In Italia, il congedo di paternità è brevissimo! Un giorno obbligatorio nei primi 5 mesi di vita nel bambino retribuiti e un altro paio di giorni. Oltretutto, solo se la madre LAVORA, il padre d'accordo con lei, può usufruire di un ulteriore giorno, rinunciando a quel giorno di congedo la madre stessa! Io non lo ritengo corretto. Se la madre non lavora, il padre non ne ha diritto!! Come vogliamo eliminare queste disparità, se vengono sempre più rimarcate?
E per il congedo parentale? Se il padre usufruisce di 3 mesi, come bonus gli viene dato un mese in più, proprio per incentivare il padre a prendersi più responsabilità. Si, peccato che viene tralasciato il fatto che il congedo parentale dà diritto solo al 30% della retribuzione.. E nel frattempo come vivono madre, padre e figlio? E' normale che il padre, che di solito ha la retribuzione più elevata non ne usufruirà mai!
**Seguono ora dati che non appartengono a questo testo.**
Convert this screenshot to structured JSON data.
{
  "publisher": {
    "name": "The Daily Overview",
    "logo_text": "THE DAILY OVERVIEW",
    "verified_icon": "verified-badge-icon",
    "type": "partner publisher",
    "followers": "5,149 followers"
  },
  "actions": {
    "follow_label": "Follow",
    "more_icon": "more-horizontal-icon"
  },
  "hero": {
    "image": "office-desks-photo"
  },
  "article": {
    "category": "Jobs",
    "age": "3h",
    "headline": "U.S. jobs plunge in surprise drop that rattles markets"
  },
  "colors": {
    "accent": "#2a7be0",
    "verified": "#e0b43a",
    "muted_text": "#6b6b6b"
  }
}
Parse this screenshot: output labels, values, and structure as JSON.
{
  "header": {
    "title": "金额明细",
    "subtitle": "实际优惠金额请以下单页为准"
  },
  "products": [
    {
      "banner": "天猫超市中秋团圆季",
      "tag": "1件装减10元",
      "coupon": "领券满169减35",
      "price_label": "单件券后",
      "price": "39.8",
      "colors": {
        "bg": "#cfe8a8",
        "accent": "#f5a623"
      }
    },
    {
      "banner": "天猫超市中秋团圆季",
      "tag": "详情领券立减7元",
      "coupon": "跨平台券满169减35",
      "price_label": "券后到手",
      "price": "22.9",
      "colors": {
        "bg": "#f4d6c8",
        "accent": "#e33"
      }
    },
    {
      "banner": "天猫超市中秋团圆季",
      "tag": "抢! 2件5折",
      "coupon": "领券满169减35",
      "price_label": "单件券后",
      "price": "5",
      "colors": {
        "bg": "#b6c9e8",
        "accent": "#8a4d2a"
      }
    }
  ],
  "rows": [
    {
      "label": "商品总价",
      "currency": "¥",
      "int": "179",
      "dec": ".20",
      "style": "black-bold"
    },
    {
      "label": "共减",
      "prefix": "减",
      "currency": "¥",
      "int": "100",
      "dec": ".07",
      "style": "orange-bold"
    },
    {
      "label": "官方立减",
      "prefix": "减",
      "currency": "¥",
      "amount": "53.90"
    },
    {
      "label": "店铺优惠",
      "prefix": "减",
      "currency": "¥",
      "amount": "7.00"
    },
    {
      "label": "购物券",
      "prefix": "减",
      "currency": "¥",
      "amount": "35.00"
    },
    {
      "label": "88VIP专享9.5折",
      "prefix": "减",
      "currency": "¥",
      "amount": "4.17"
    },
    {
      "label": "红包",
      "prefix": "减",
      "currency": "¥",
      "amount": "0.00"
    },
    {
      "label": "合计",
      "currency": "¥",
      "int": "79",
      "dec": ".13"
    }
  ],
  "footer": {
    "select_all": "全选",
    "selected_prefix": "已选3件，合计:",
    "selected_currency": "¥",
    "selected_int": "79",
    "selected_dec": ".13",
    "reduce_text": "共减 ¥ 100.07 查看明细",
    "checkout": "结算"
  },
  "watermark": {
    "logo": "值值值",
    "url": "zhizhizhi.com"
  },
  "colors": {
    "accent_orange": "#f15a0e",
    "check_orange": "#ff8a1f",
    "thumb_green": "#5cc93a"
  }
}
La nuova iniziativa New start to address the challenges of work-life balance faced by working families (Justice and Consumers, D2&D1 Employment D1& D2 2015/Just/012, August 2015) SPERO rappresenti il punto di inizio di un processo di riflessione e consultazione che conduca ad una nuova iniziativa in materia entro il 2016.

La percentuale delle donne occupate in Europa è il 63,5% lontano dal target Europa 2020 (75%). Il tasso di partecipazione femminile al mercato del lavoro è ancora basso in molti paesi dell’Unione, questo anche a causa della scarsa possibilità di poter conciliare l’attività lavorativa con le responsabilità familiari.
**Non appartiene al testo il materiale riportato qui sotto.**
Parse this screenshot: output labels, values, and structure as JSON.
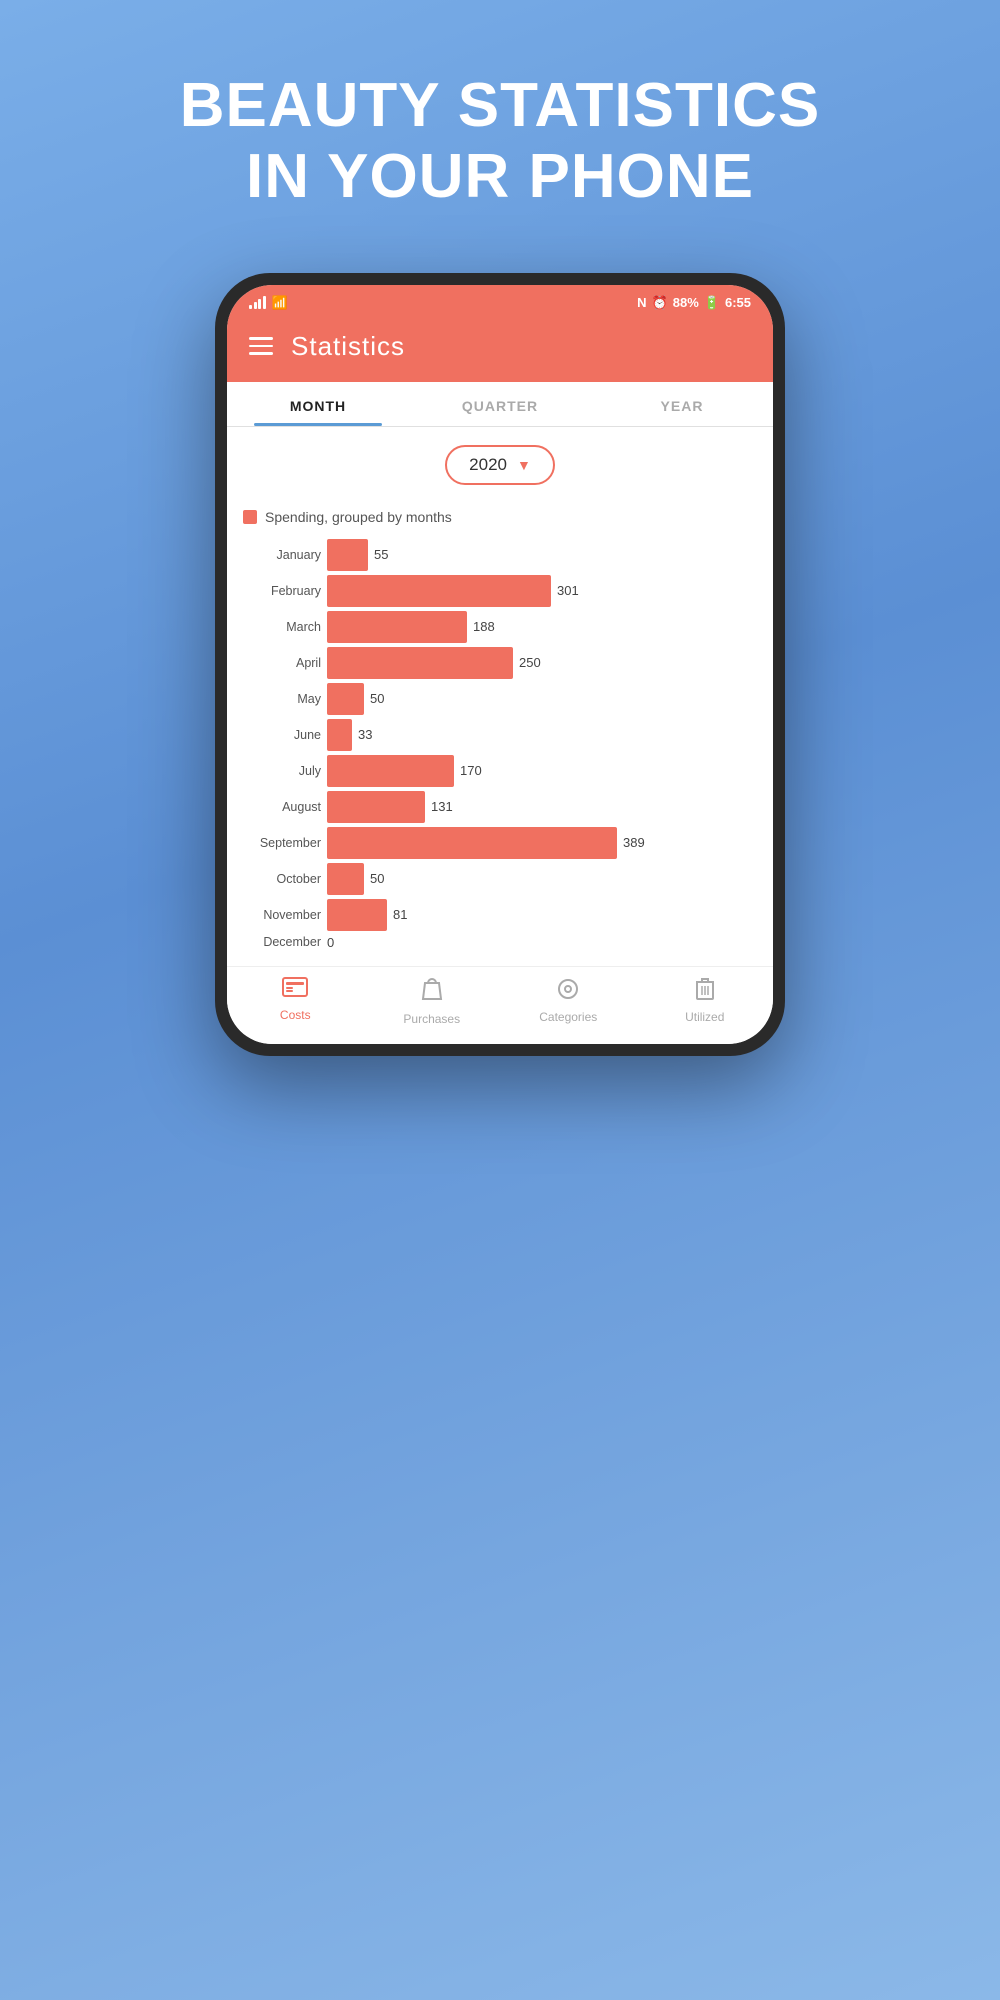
{
  "hero": {
    "line1": "BEAUTY STATISTICS",
    "line2": "IN YOUR PHONE"
  },
  "statusBar": {
    "battery": "88%",
    "time": "6:55"
  },
  "header": {
    "title": "Statistics"
  },
  "tabs": [
    {
      "label": "MONTH",
      "active": true
    },
    {
      "label": "QUARTER",
      "active": false
    },
    {
      "label": "YEAR",
      "active": false
    }
  ],
  "yearSelector": {
    "year": "2020"
  },
  "chart": {
    "legend": "Spending, grouped by months",
    "maxValue": 389,
    "bars": [
      {
        "month": "January",
        "value": 55
      },
      {
        "month": "February",
        "value": 301
      },
      {
        "month": "March",
        "value": 188
      },
      {
        "month": "April",
        "value": 250
      },
      {
        "month": "May",
        "value": 50
      },
      {
        "month": "June",
        "value": 33
      },
      {
        "month": "July",
        "value": 170
      },
      {
        "month": "August",
        "value": 131
      },
      {
        "month": "September",
        "value": 389
      },
      {
        "month": "October",
        "value": 50
      },
      {
        "month": "November",
        "value": 81
      },
      {
        "month": "December",
        "value": 0
      }
    ]
  },
  "bottomNav": [
    {
      "label": "Costs",
      "icon": "💵",
      "active": true
    },
    {
      "label": "Purchases",
      "icon": "🛍",
      "active": false
    },
    {
      "label": "Categories",
      "icon": "⊙",
      "active": false
    },
    {
      "label": "Utilized",
      "icon": "🗑",
      "active": false
    }
  ]
}
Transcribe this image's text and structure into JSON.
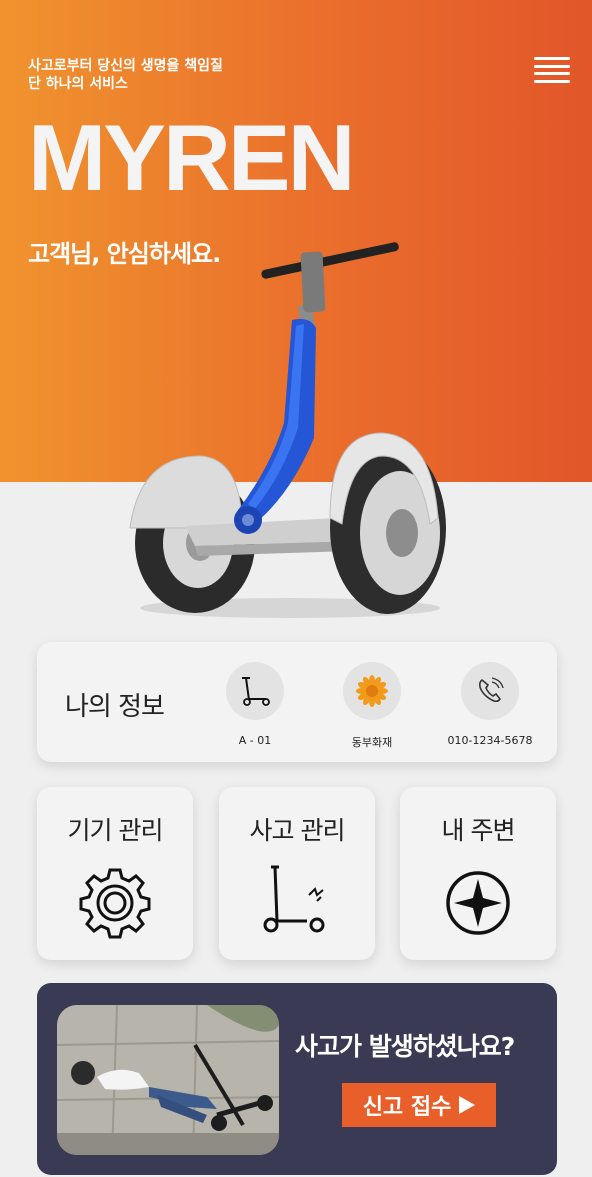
{
  "hero": {
    "tagline": "사고로부터 당신의 생명을 책임질\n단 하나의 서비스",
    "brand": "MYREN",
    "subtitle": "고객님, 안심하세요.",
    "colors": {
      "gradient_start": "#f0932e",
      "gradient_end": "#e2562a"
    }
  },
  "menu": {
    "icon": "hamburger-menu-icon"
  },
  "my_info": {
    "title": "나의 정보",
    "items": [
      {
        "icon": "kick-scooter-icon",
        "caption": "A - 01"
      },
      {
        "icon": "sunflower-icon",
        "caption": "동부화재"
      },
      {
        "icon": "phone-icon",
        "caption": "010-1234-5678"
      }
    ]
  },
  "features": [
    {
      "label": "기기 관리",
      "icon": "gear-icon"
    },
    {
      "label": "사고 관리",
      "icon": "scooter-crash-icon"
    },
    {
      "label": "내 주변",
      "icon": "compass-icon"
    }
  ],
  "banner": {
    "question": "사고가 발생하셨나요?",
    "button_label": "신고 접수",
    "button_color": "#e95f2a",
    "background": "#3a3a55"
  }
}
E’ ormai necessaria, secondo la Commissione europea, un’azione comune che prevenga l’impatto negativo sulla competitività dei singoli 28 stati membri. La differenza sostanziale dei tassi di occupazione femminile tra gli Stati membri (dal 40% della Grecia al 75% della Svezia) riflette quelle che sono le performance di ciascun mercato del lavoro, dicotomia che mette a rischio la convergenza sociale all’interno di ogni singolo mercato del lavoro.

Tra le misure proposte dalla Roadmap la promozione del lavoro flessibile, la riduzione del pay gap di genere, incentivare l’utilizzo dei congedi parentali, l’introduzione dei congedi per coloro che si prendono cura, i cosiddetti caretaker’s leave.
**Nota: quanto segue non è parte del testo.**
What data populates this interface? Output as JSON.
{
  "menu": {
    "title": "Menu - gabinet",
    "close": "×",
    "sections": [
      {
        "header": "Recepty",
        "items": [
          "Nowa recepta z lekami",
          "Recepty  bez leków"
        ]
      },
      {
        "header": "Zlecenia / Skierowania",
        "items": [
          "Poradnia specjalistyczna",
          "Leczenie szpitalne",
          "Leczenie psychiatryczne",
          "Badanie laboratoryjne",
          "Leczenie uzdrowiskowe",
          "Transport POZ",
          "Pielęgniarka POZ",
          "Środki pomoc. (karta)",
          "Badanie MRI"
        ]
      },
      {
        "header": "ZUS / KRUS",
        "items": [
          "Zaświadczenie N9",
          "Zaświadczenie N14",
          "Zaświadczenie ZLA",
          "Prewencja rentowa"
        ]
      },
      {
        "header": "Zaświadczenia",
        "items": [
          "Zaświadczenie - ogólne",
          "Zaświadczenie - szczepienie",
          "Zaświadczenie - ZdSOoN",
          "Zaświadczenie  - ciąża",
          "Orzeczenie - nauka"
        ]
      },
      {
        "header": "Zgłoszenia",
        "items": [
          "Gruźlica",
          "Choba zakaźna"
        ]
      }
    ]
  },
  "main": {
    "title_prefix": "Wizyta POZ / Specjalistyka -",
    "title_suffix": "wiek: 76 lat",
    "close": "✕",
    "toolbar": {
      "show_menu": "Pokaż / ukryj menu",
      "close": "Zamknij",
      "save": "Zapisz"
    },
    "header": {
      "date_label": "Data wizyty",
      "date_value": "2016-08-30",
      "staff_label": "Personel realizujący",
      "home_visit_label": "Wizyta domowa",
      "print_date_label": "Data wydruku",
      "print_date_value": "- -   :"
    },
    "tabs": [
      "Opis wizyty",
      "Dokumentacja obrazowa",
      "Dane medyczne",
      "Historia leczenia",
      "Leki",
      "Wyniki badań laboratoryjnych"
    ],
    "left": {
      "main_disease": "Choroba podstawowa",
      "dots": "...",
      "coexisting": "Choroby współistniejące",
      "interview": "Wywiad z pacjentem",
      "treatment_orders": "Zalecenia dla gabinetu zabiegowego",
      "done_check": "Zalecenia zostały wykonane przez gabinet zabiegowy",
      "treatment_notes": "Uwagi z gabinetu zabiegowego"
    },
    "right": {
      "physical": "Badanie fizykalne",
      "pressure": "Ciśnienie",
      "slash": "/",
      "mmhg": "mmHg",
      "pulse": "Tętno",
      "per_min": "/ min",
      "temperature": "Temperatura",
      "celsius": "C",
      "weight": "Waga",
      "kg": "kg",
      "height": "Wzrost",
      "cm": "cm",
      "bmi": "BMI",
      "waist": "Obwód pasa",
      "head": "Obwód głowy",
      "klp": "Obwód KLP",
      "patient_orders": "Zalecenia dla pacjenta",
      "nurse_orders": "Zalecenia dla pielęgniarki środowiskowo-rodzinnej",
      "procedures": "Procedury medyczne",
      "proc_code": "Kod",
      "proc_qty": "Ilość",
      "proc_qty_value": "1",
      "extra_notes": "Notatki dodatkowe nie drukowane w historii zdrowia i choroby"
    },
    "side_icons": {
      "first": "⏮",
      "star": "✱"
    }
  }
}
Tra i suggerimenti della Commissione quindi non solo i congedi di maternità, ma una serie di misure volte a completare la struttura legislativa sui congedi. E’ chiaro l’approccio onnicomprensivo, misure nazionali supportate da iniziative comunitarie, se necessario e appropriato.

Sarà DETERMINANTE, a mio avviso, collegare le nuove iniziative alle politiche esistenti soprattutto nell’ambito della partecipazione femminile del mercato del lavoro e alle disposizioni sui congedi parentali.